Annexation is the natural – the organic, inevitable and inexorable – culmination of Zionist praxis going back to the late-19th century. For as long as modern Jews have coveted the land on which Palestinian Arabs were living, total Jewish sovereignty has been the one and only goal. There has never been any other goal.
“We are not coming to a desolate land to inherit it; rather, we are coming to conquer the land from the nation that resides there,” Moshe Sharett wrote in 1925.
For David Ben-Gurion, “We are not workers—we are conquerors. Conquerors of the land. We are a camp of conquerors … We worked and conquered and we were joyful with victory.”
The ultimate goal – conquest of the entire biblical Land of Israel, preferably with as few of its native inhabitants as possible – was never hidden. It wasn’t reserved for whispered conversations in dark corners between consenting adults. It appears repeatedly in public statements by Zionist leaders and in resolutions by Zionist organizations.
From the Second Aliyah onward Zionism had a clear and unwavering objective. Successive Israeli governments fiddled with the objective but never disowned it. Gaining and holding onto biblical territory in its entirety has always been the lodestar, even if committed and passionate Zionists in the diaspora preferred that it not be mentioned in their presence.
Over the years, Israel’s leaders have sometimes had to trim their sails to the prevailing diplomatic winds. In 1956, that meant withdrawing from the conquered Sinai peninsula, despite Ben-Gurion’s euphoric statement that the territories occupied by Israel would become part of “the third Jewish kingdom.”
The country’s ostensible acceptance of the UN’s 1947 Partition Plan was another such tactical realignment, as was Ariel Sharon’s dismantling of the settlements in Gaza in 2005. When the destination is clear and obvious, one can take the necessary detours to reach it.

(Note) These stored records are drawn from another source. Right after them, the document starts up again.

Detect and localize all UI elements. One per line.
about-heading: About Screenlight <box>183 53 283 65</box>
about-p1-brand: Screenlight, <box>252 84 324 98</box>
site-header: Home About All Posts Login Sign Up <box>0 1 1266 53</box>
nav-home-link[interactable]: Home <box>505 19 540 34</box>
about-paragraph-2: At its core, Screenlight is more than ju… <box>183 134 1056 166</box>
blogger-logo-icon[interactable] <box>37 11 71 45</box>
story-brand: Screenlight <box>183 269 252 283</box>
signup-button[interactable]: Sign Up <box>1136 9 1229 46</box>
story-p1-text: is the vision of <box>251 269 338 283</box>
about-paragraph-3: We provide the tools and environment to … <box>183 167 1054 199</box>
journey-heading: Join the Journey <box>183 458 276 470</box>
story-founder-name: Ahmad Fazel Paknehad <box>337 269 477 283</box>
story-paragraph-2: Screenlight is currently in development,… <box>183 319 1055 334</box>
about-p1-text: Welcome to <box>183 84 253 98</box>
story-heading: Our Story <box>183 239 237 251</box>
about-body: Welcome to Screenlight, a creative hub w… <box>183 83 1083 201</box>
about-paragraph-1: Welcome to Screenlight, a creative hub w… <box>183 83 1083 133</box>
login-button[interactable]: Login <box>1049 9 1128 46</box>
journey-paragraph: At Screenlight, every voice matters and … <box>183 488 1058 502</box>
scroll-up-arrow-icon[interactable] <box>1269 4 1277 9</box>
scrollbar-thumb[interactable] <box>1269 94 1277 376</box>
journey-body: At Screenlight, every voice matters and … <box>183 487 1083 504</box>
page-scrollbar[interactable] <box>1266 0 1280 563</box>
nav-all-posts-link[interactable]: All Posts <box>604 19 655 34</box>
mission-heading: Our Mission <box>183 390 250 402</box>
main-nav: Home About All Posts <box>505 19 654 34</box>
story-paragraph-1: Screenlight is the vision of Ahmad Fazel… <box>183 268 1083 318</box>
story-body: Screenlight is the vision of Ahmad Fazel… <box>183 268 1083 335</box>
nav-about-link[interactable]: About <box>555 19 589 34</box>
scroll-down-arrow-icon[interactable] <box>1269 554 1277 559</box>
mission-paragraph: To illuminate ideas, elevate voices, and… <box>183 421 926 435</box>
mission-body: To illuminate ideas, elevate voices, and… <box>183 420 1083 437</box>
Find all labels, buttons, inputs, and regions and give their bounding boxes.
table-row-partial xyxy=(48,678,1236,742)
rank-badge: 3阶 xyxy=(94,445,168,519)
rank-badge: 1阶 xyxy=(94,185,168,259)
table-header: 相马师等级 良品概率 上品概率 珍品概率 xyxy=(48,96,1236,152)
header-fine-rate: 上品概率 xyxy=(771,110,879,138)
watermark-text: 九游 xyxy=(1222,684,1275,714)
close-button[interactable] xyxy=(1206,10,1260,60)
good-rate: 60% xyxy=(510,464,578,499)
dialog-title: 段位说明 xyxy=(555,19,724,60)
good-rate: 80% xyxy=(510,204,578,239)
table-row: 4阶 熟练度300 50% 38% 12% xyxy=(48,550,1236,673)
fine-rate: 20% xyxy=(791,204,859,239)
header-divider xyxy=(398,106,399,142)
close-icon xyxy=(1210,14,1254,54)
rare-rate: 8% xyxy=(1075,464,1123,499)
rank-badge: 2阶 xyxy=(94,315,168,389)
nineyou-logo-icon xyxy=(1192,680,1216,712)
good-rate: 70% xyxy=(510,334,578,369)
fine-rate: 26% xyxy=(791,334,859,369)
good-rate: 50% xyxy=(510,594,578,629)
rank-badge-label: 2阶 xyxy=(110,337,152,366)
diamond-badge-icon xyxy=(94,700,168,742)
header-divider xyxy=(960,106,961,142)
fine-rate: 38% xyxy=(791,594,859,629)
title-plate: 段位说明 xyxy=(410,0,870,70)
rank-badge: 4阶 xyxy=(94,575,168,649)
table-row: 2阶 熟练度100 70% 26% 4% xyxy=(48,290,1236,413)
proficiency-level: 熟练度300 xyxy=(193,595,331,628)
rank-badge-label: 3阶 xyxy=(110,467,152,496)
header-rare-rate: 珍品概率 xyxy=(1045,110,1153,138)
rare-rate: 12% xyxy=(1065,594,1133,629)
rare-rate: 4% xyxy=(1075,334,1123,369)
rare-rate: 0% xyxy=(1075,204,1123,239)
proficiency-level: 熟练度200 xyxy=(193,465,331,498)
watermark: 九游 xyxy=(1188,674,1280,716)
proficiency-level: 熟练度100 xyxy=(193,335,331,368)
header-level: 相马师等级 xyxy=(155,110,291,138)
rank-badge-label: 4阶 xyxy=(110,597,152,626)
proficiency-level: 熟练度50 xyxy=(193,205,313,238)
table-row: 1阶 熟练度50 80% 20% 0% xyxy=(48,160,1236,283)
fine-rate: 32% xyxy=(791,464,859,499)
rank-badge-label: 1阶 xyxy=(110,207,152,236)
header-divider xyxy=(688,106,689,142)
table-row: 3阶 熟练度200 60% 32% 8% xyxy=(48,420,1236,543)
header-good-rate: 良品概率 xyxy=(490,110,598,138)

The Sinai and Gaza are debatably part of the biblical heritage – few would wax lyrical today, as Davar newspaper did in 1956, about the Sinai being “the cradle of our transformation into a nation” – but there has never been any doubt about Judea and Samaria; Hebron and Nablus.
They were, are and always have been essential to the Zionist dream. What Netanyahu is threatening to do now – supported by Trump and his gaon son-in-law – is regularize what has been the quotidian since 1967. Diaspora Jewish leaders oppose it because it will call their bluff – highlight their hypocrisy. They will finally be seen for what they are.
Personally, I’m all for annexation. It will be a reactionary, atavistic move in every possible way – but at least it will reveal the Zionist mission for what it is. There is a chance, however slight, that it might clear the logjam; that it might finally get people thinking beyond their knee-jerk, romantic Zionism. It will show Israel in its true, apartheid light – a racist society lording it over its ethnic inferiors.
I don’t know what will happen after that, but letting in some light can’t be a bad thing.